ICA @ SUFU 4U
Last weekend the ICA joined 300 doctors, including many members of
the ICA’s Medical Advisory Board, at the Society for Urodynamics and Female
Urology (SUFU) conference in St. Petersburg, FL. With a conference focus on
female urology, there were both educational sessions and posters on IC.
Easing pain was the theme of the IC research presented here. From
the University of Kentucky, Deborah Erikson, MD’s team reported on research
demonstrating that when intravesical lidocaine fails as a treatment,
instillation of bupivacaine (Marcaine) can help.
In the next issue of the ICA
Update (coming to you soon), an article on topical treatments for pain
notes that the Pelvic and Sexual Health Institute in Philadelphia is doing
research on intravaginal diazepam (Valium) to ease the pelvic floor muscle
dysfunction that contributes to so much pain in IC patients. Now the team at
William Beaumont Hospital, led by Ken Peters, MD, is studying it too and
finding that nearly three-quarters of the women who used diazepam pills,
suppositories, or creams intravaginally felt better and their pain scores went
down significantly. The treatment is also safe. Diazepam delivered this way
didn’t raise levels in the bloodstream, and only about a third of the patients
said they felt a little drowsy. Injection of botulinum toxin A (Botox) into the
pelvic floor is also being studied.
New approaches to neuromodulation for pain relief were a hot
topic. A pioneer in neurostimulation for pain management, neurosurgeon
Giancarlo Barolat, MD, from Denver, Colorado, told attendees about his
neurostimulation techniques for intractable pelvic pain. He finds that, to
relieve pelvic pain, stimulating a number of sacral nerve roots (S3, S4, and
S5) in the sacral canal is better than stimulating only one sacral nerve root
through a space in the sacral bone—typically done today for frequency and
urgency—or stimulating the spinal cord itself.

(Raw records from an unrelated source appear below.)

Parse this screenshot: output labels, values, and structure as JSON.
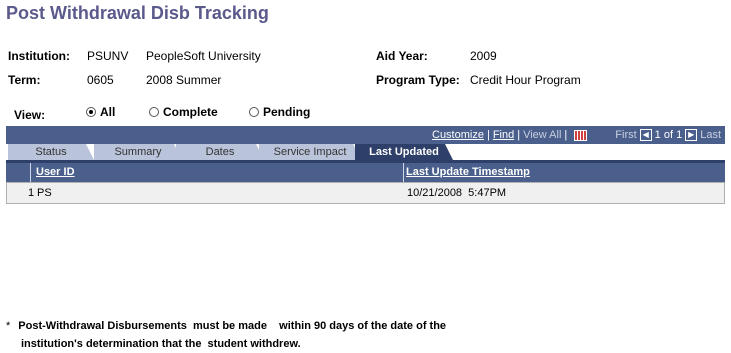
{
  "page": {
    "title": "Post Withdrawal Disb Tracking"
  },
  "info": {
    "institution_label": "Institution:",
    "institution_code": "PSUNV",
    "institution_name": "PeopleSoft University",
    "term_label": "Term:",
    "term_code": "0605",
    "term_name": "2008 Summer",
    "aid_year_label": "Aid Year:",
    "aid_year_value": "2009",
    "program_type_label": "Program Type:",
    "program_type_value": "Credit Hour Program"
  },
  "view": {
    "label": "View:",
    "options": [
      {
        "label": "All",
        "selected": true
      },
      {
        "label": "Complete",
        "selected": false
      },
      {
        "label": "Pending",
        "selected": false
      }
    ]
  },
  "grid_nav": {
    "customize": "Customize",
    "find": "Find",
    "view_all": "View All",
    "first": "First",
    "range": "1 of 1",
    "last": "Last",
    "sep": "|"
  },
  "tabs": [
    {
      "label": "Status",
      "active": false
    },
    {
      "label": "Summary",
      "active": false
    },
    {
      "label": "Dates",
      "active": false
    },
    {
      "label": "Service Impact",
      "active": false
    },
    {
      "label": "Last Updated",
      "active": true
    }
  ],
  "table": {
    "columns": [
      "User ID",
      "Last Update Timestamp"
    ],
    "rows": [
      {
        "num": "1",
        "user_id": "PS",
        "timestamp": "10/21/2008  5:47PM"
      }
    ]
  },
  "footnote": {
    "star": "*",
    "line1": "Post-Withdrawal Disbursements  must be made    within 90 days of the date of the",
    "line2": "institution's determination that the  student withdrew."
  },
  "colors": {
    "header_bg": "#4a5f8c",
    "tab_active": "#2e3f6a",
    "tab_inactive": "#b9c3d9",
    "title": "#5a5a8c"
  }
}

Bladder-based treatments for IC also got research attention. Those
included new ways to use neurotoxins like botulinum toxin A (Botox). Different
forms, such as botulinum neurotoxin C and a new engineered neurotoxin, are
being studied as are new ways of delivering them, such as enclosed in tiny
bubbles of fat called liposomes, which is being explored by Michael Chancellor,
MD, at William Beaumont Hospital. Dr. Chancellor is also looking at delivering
antisense oligonucleotides to bladder cells in liposomes. Those therapies can
be designed to turn certain genes off. One possibility might be turning off a
nerve growth factor gene in bladder cells, which would avoid the whole-body
side effects of monoclonal antibodies.
A technique that many IC patients have been using to avoid pain
with bladder instillations was confirmed in a more formal study. Robert
Moldwin, MD’s team at the Arthur Smith Institute for Urology in New Hyde Park,
New York, looked at whether catheter size could make a difference in
instillation pain. Patients felt less pain when a 10-Fr catheter was inserted
than when a 16-Fr catheter was inserted, even after numbing lidocaine was
squirted in the urethra. Pain was also higher when the bigger catheter was
taken out, although the difference wasn’t statistically significant.

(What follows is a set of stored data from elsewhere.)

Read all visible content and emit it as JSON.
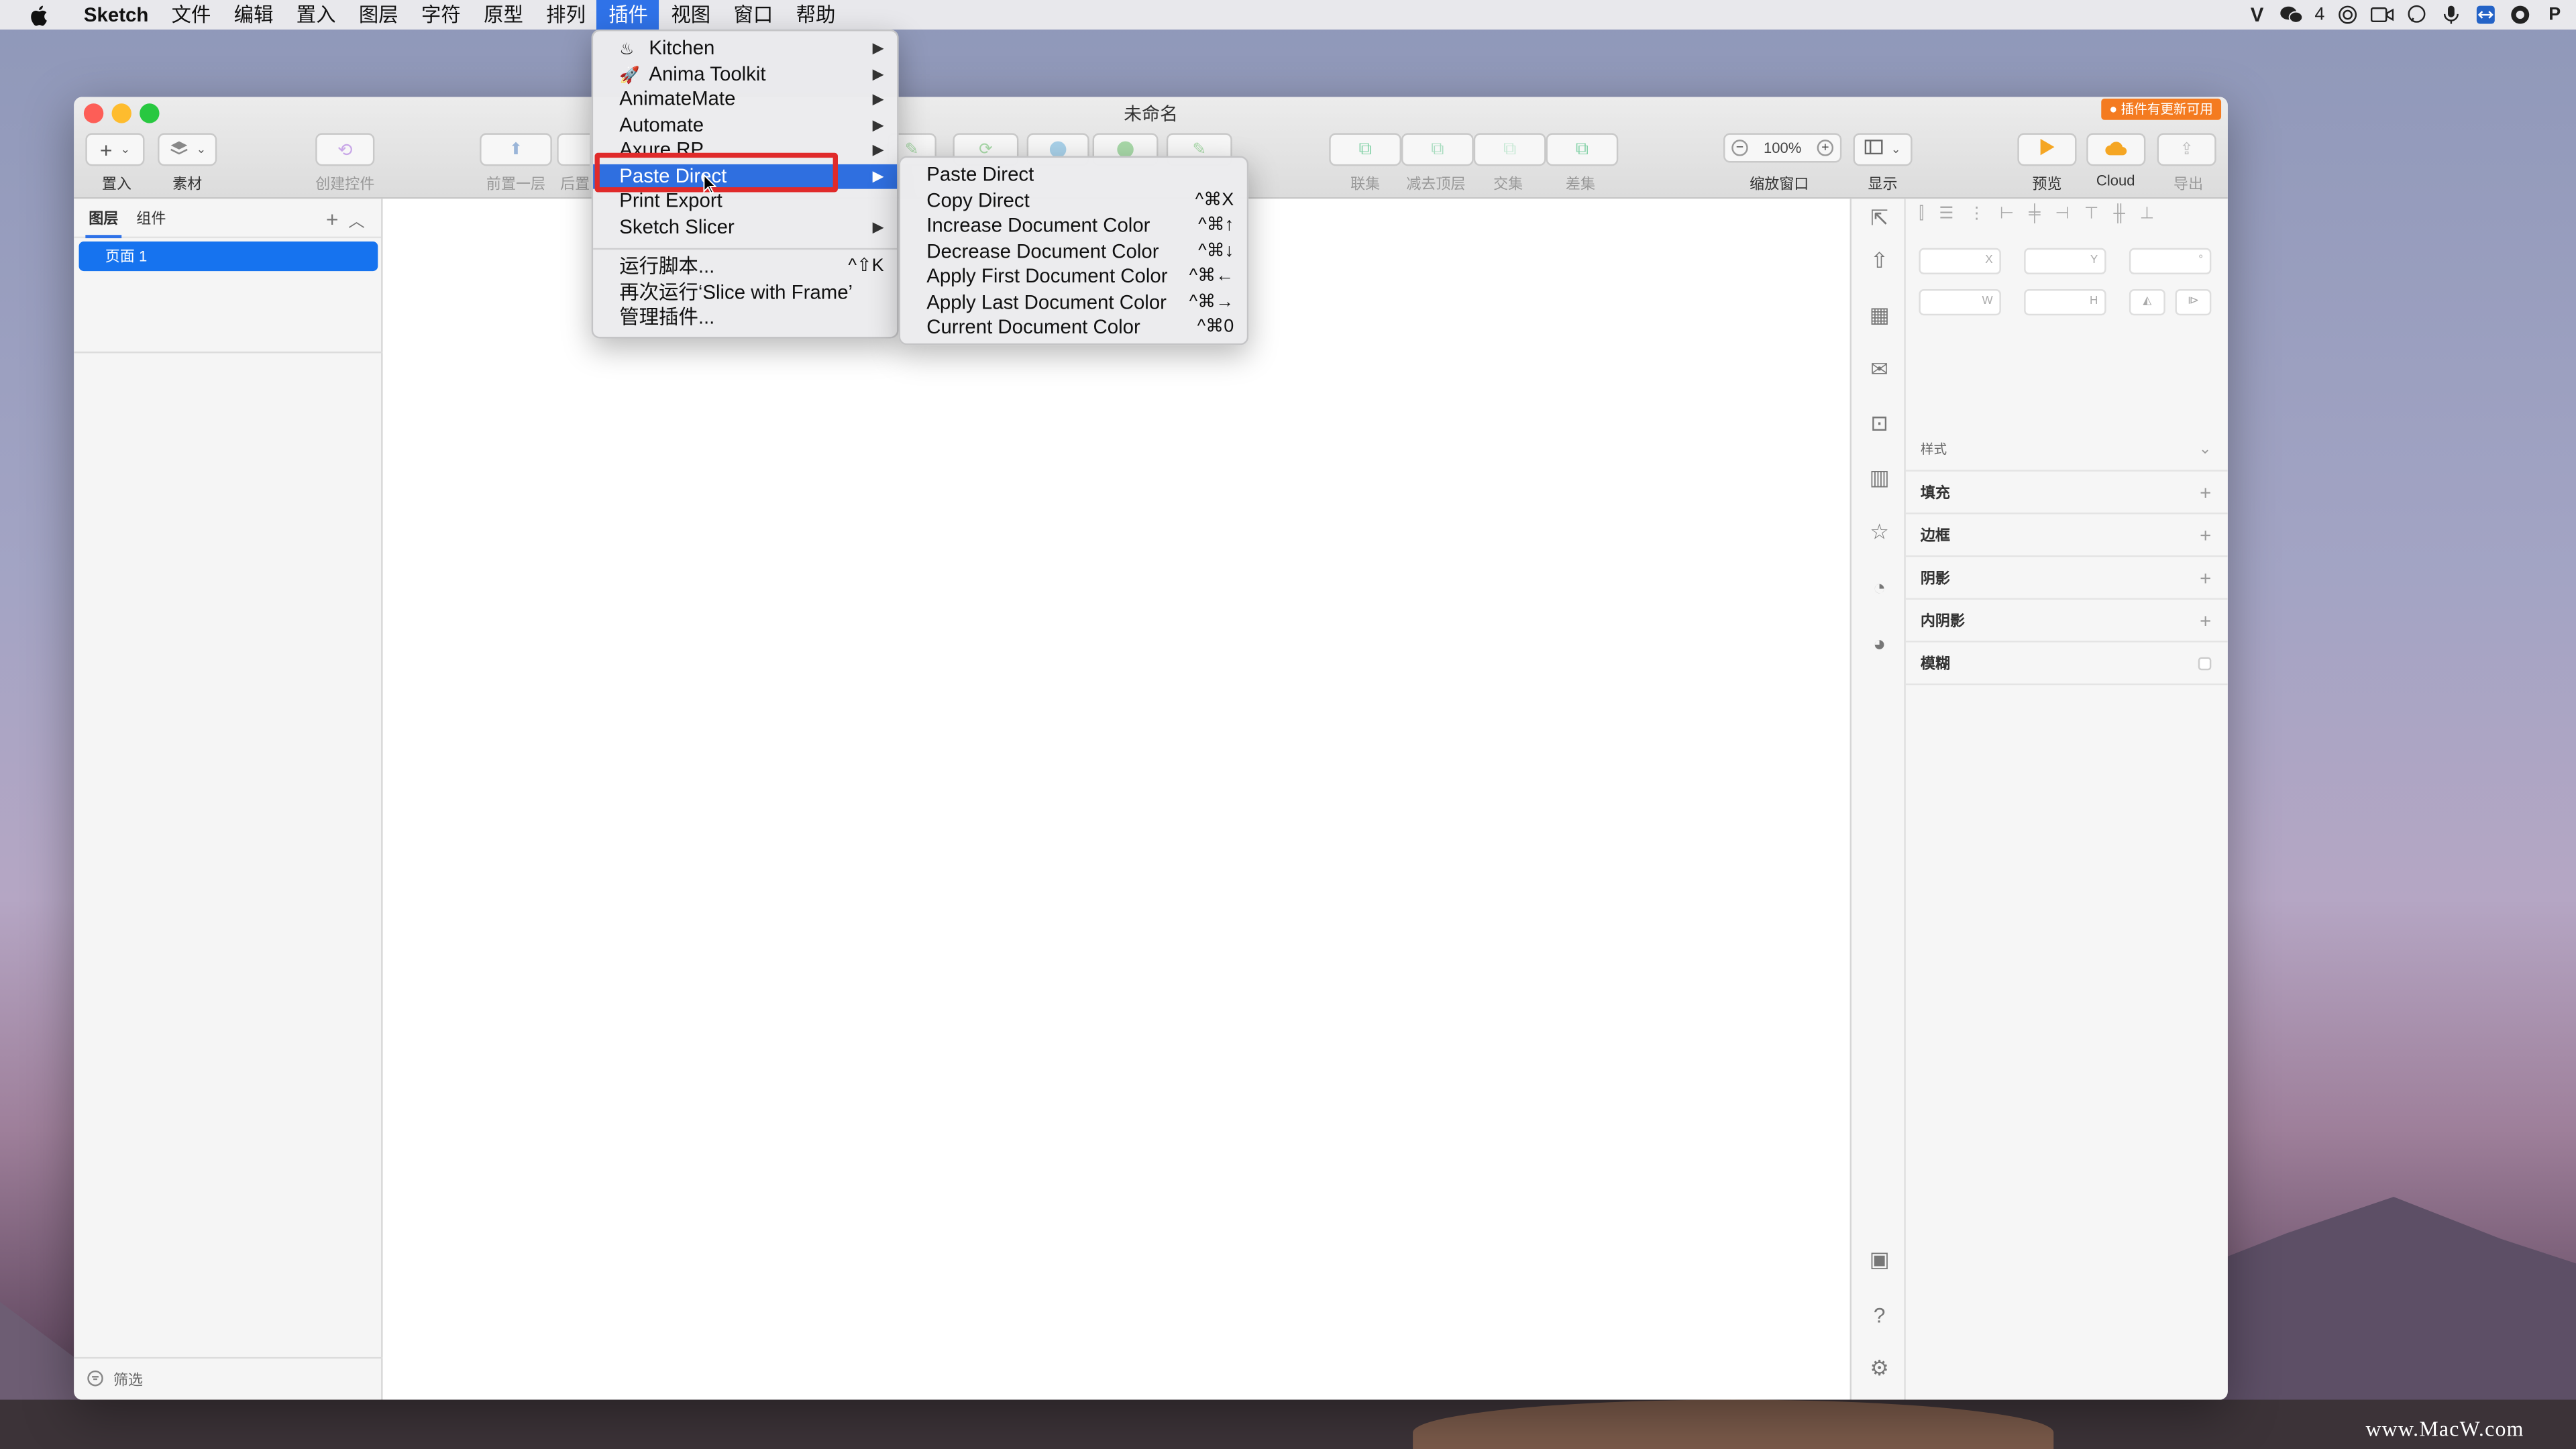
{
  "menubar": {
    "app": "Sketch",
    "items": [
      "文件",
      "编辑",
      "置入",
      "图层",
      "字符",
      "原型",
      "排列",
      "插件",
      "视图",
      "窗口",
      "帮助"
    ],
    "active_item": "插件",
    "wechat_count": "4"
  },
  "window": {
    "title": "未命名",
    "update_badge": "● 插件有更新可用"
  },
  "toolbar": {
    "insert_label": "置入",
    "assets_label": "素材",
    "create_symbol_label": "创建控件",
    "forward_label": "前置一层",
    "backward_label": "后置",
    "union_label": "联集",
    "subtract_label": "减去顶层",
    "intersect_label": "交集",
    "difference_label": "差集",
    "zoom_value": "100%",
    "zoom_label": "缩放窗口",
    "view_label": "显示",
    "preview_label": "预览",
    "cloud_label": "Cloud",
    "export_label": "导出"
  },
  "left_panel": {
    "tab_layers": "图层",
    "tab_components": "组件",
    "page_item": "页面 1",
    "filter_label": "筛选"
  },
  "inspector": {
    "x_label": "X",
    "y_label": "Y",
    "angle_label": "°",
    "w_label": "W",
    "h_label": "H",
    "style_label": "样式",
    "fill_label": "填充",
    "border_label": "边框",
    "shadow_label": "阴影",
    "inner_shadow_label": "内阴影",
    "blur_label": "模糊"
  },
  "plugins_menu": {
    "items": [
      {
        "label": "Kitchen",
        "icon": "chef-icon",
        "submenu": true
      },
      {
        "label": "Anima Toolkit",
        "icon": "rocket-icon",
        "submenu": true
      },
      {
        "label": "AnimateMate",
        "submenu": true
      },
      {
        "label": "Automate",
        "submenu": true
      },
      {
        "label": "Axure RP",
        "submenu": true
      },
      {
        "label": "Paste Direct",
        "submenu": true,
        "selected": true
      },
      {
        "label": "Print Export",
        "submenu": false
      },
      {
        "label": "Sketch Slicer",
        "submenu": true
      }
    ],
    "run_script": "运行脚本...",
    "run_script_shortcut": "^⇧K",
    "rerun": "再次运行‘Slice with Frame’",
    "manage": "管理插件..."
  },
  "paste_direct_submenu": {
    "items": [
      {
        "label": "Paste Direct",
        "shortcut": ""
      },
      {
        "label": "Copy Direct",
        "shortcut": "^⌘X"
      },
      {
        "label": "Increase Document Color",
        "shortcut": "^⌘↑"
      },
      {
        "label": "Decrease Document Color",
        "shortcut": "^⌘↓"
      },
      {
        "label": "Apply First Document Color",
        "shortcut": "^⌘←"
      },
      {
        "label": "Apply Last Document Color",
        "shortcut": "^⌘→"
      },
      {
        "label": "Current Document Color",
        "shortcut": "^⌘0"
      }
    ]
  },
  "watermark": "www.MacW.com",
  "colors": {
    "accent": "#2f72e8",
    "highlight_box": "#e02a2a",
    "badge": "#f47b20",
    "page_selected": "#1673ef"
  }
}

Even a lunchtime seminar about female sexual dysfunction brought
home the message that pain treatment is important. When the moderator asked
attendees what was the main reason for their patients’ sexual difficulties,
some two-thirds of the doctors answered that it was pain—either pain with
intercourse or vulvodynia.
ICA staff disseminated educational materials on IC to several
doctors and many expressed their thanks for all the ICA does to help them and
their patients. We also met some new
doctors and added them to the healthcare provider registry.